Now in its sixth year, the annual National Solar Jobs Census is the nation’s only comprehensive solar jobs assessment produced by The Solar Foundation and BW Research Partnership, in partnership with the GW Solar Institute. Since the first Census in 2010, solar industry employment has grown by 123 percent resulting in nearly 115,000 new US jobs. Surveying thousands of solar businesses across America, the Census found that the industry now supports over 208,000 jobs. Accounting for some additional jobs in the component and materials supply chain, as well as the industry’s induced impacts, would bring the total employment impact for the US solar industry to over 610,000 jobs. And while salaries range significantly between different solar industry occupations, the wages paid to solar workers are competitive with similar industries and offer many living-wage opportunities.

  • 2015 Solar Jobs Census
Key Take-Aways: 
  • The U.S. solar industry currently provides opportunities for nearly 209,000 solar workers in all 50 states and is creating jobs at a rate 12 times higher than employment growth in the overall economy. 
  • The vast majority of these jobs are focused on solar photovoltaic (PV) electric generation for the residential market. Solar's demand-side sectors (installation, sales and distribution, and project development) make up almost 80% of overall solar industry employment.
  • Among policies and incentives, the 2015 Census found that 78% of solar firms noted that the federal ITC considerably or somewhat increased business prospects followed by 57% for state-level renewable portfolio standards (RPS) and energy efficiency resource standards (EERS); and 56% of businesses that expect the EPA Clean Power Plan to considerably or somewhat increase business prospects
  • Trends and policies have aligned to generate a major opportunity for stronger growth. They include the:
    • Declining cost of solar power;
    • Extension of the federal Investment Tax Credit (ITC) until 2021;
    • Clean Power Plan caused reductions in power plant fossil fuels;
    • State renewable portfolio standards;
    • Other state and local incentives, and;
    • Global momentum from the Paris Summit (COP 21) on Climate Change.

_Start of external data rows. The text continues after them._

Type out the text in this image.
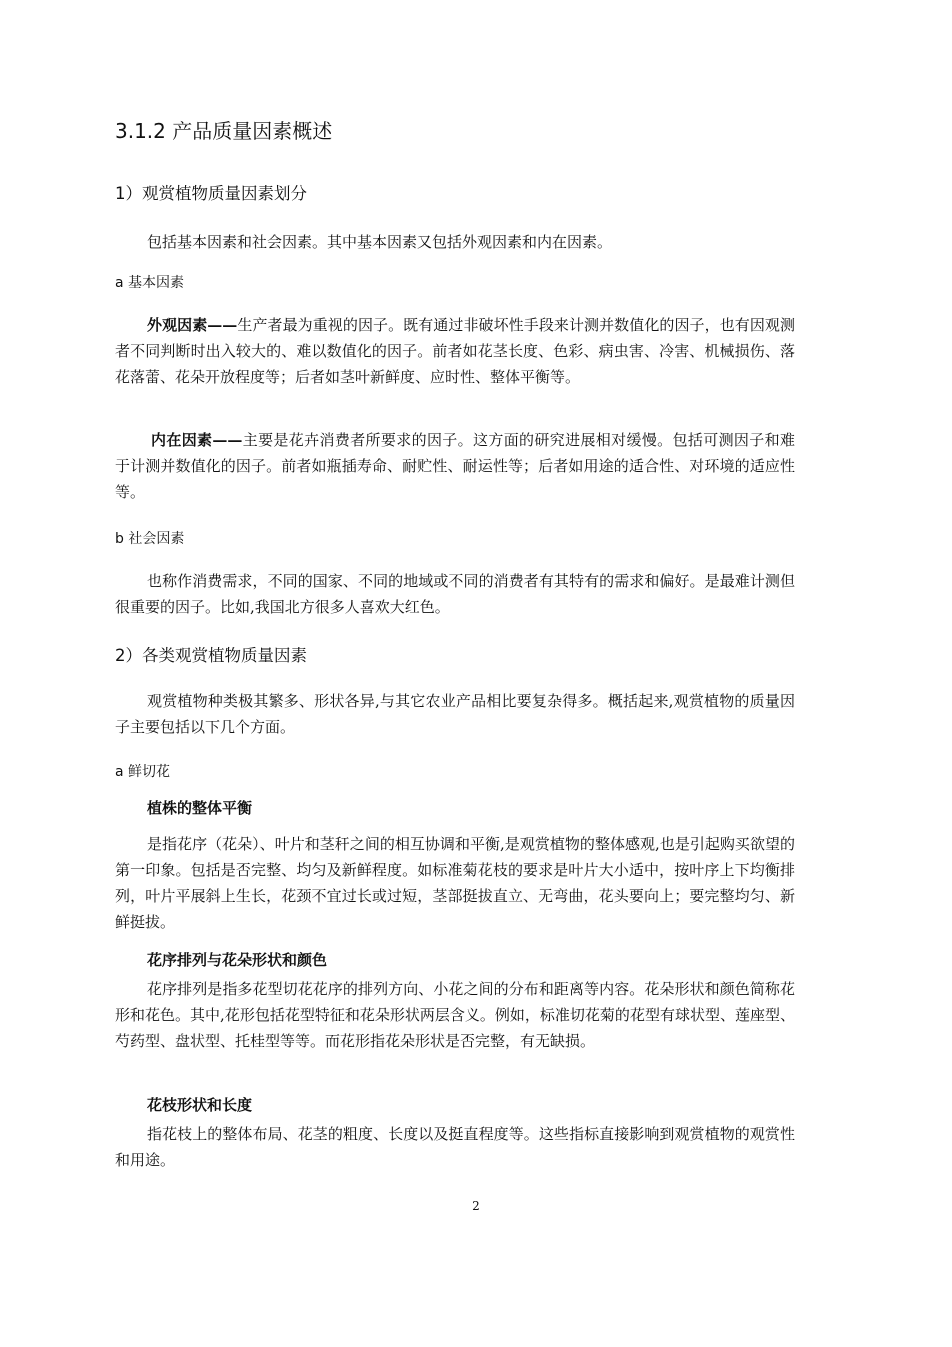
3.1.2 产品质量因素概述
1）观赏植物质量因素划分
包括基本因素和社会因素。其中基本因素又包括外观因素和内在因素。
a 基本因素
外观因素——生产者最为重视的因子。既有通过非破坏性手段来计测并数值化的因子，也有因观测者不同判断时出入较大的、难以数值化的因子。前者如花茎长度、色彩、病虫害、冷害、机械损伤、落花落蕾、花朵开放程度等；后者如茎叶新鲜度、应时性、整体平衡等。
内在因素——主要是花卉消费者所要求的因子。这方面的研究进展相对缓慢。包括可测因子和难于计测并数值化的因子。前者如瓶插寿命、耐贮性、耐运性等；后者如用途的适合性、对环境的适应性等。
b 社会因素
也称作消费需求，不同的国家、不同的地域或不同的消费者有其特有的需求和偏好。是最难计测但很重要的因子。比如,我国北方很多人喜欢大红色。
2）各类观赏植物质量因素
观赏植物种类极其繁多、形状各异,与其它农业产品相比要复杂得多。概括起来,观赏植物的质量因子主要包括以下几个方面。
a 鲜切花
植株的整体平衡
是指花序（花朵）、叶片和茎秆之间的相互协调和平衡,是观赏植物的整体感观,也是引起购买欲望的第一印象。包括是否完整、均匀及新鲜程度。如标准菊花枝的要求是叶片大小适中，按叶序上下均衡排列，叶片平展斜上生长，花颈不宜过长或过短，茎部挺拔直立、无弯曲，花头要向上；要完整均匀、新鲜挺拔。
花序排列与花朵形状和颜色
花序排列是指多花型切花花序的排列方向、小花之间的分布和距离等内容。花朵形状和颜色简称花形和花色。其中,花形包括花型特征和花朵形状两层含义。例如，标准切花菊的花型有球状型、莲座型、芍药型、盘状型、托桂型等等。而花形指花朵形状是否完整，有无缺损。
花枝形状和长度
指花枝上的整体布局、花茎的粗度、长度以及挺直程度等。这些指标直接影响到观赏植物的观赏性和用途。
2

  • Yet there remain barriers that could disrupt or slow growth:
    • Continued decline in fossil fuel prices, especially natural gas;
    • Legal challenges that derail the Clean Power Plan;
    • Changes in state net metering laws that discourage distributive power generation, and;
    • Worker skill shortages.
Key Facts: 
  • In 2010, the year the Census series began, the U.S. solar industry installed 929 megawatts (MW) of solar capacity. In 2015, over 7,430 MW were installed, eight times that of 2010. 

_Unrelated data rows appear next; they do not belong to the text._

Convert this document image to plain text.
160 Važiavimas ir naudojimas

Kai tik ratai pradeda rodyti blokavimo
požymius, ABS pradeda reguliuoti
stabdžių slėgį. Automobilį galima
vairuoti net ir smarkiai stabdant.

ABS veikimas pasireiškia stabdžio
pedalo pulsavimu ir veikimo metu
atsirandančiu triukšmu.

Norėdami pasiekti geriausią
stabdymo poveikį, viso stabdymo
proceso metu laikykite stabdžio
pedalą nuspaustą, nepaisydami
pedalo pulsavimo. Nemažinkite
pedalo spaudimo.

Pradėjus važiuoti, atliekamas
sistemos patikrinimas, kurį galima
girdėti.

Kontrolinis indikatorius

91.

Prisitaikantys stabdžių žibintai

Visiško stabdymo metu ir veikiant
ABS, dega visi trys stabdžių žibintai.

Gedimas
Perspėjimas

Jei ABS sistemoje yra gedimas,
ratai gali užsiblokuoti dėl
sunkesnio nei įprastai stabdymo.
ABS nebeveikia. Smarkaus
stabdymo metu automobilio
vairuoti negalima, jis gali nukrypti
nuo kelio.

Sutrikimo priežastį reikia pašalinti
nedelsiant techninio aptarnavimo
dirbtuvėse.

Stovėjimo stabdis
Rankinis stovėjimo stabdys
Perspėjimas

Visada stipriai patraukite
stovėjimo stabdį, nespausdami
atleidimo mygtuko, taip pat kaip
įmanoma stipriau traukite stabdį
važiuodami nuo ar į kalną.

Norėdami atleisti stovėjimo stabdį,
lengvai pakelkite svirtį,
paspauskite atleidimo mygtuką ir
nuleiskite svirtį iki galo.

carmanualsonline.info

  • Solar jobs continue to be good paying jobs, the median wage for solar designers is about $27 per hour, while the median wage for all occupations in the United States is about $17.09 per hour.
  • Eight in 10 solar installation firms report their customers are located within the state, while project developers responded that nearly 65% of their customers are “in-state”
  • Over the next 12 months, solar companies expect to add a total of 30,000 new solar workers, representing 14.7% employment growth over 2015.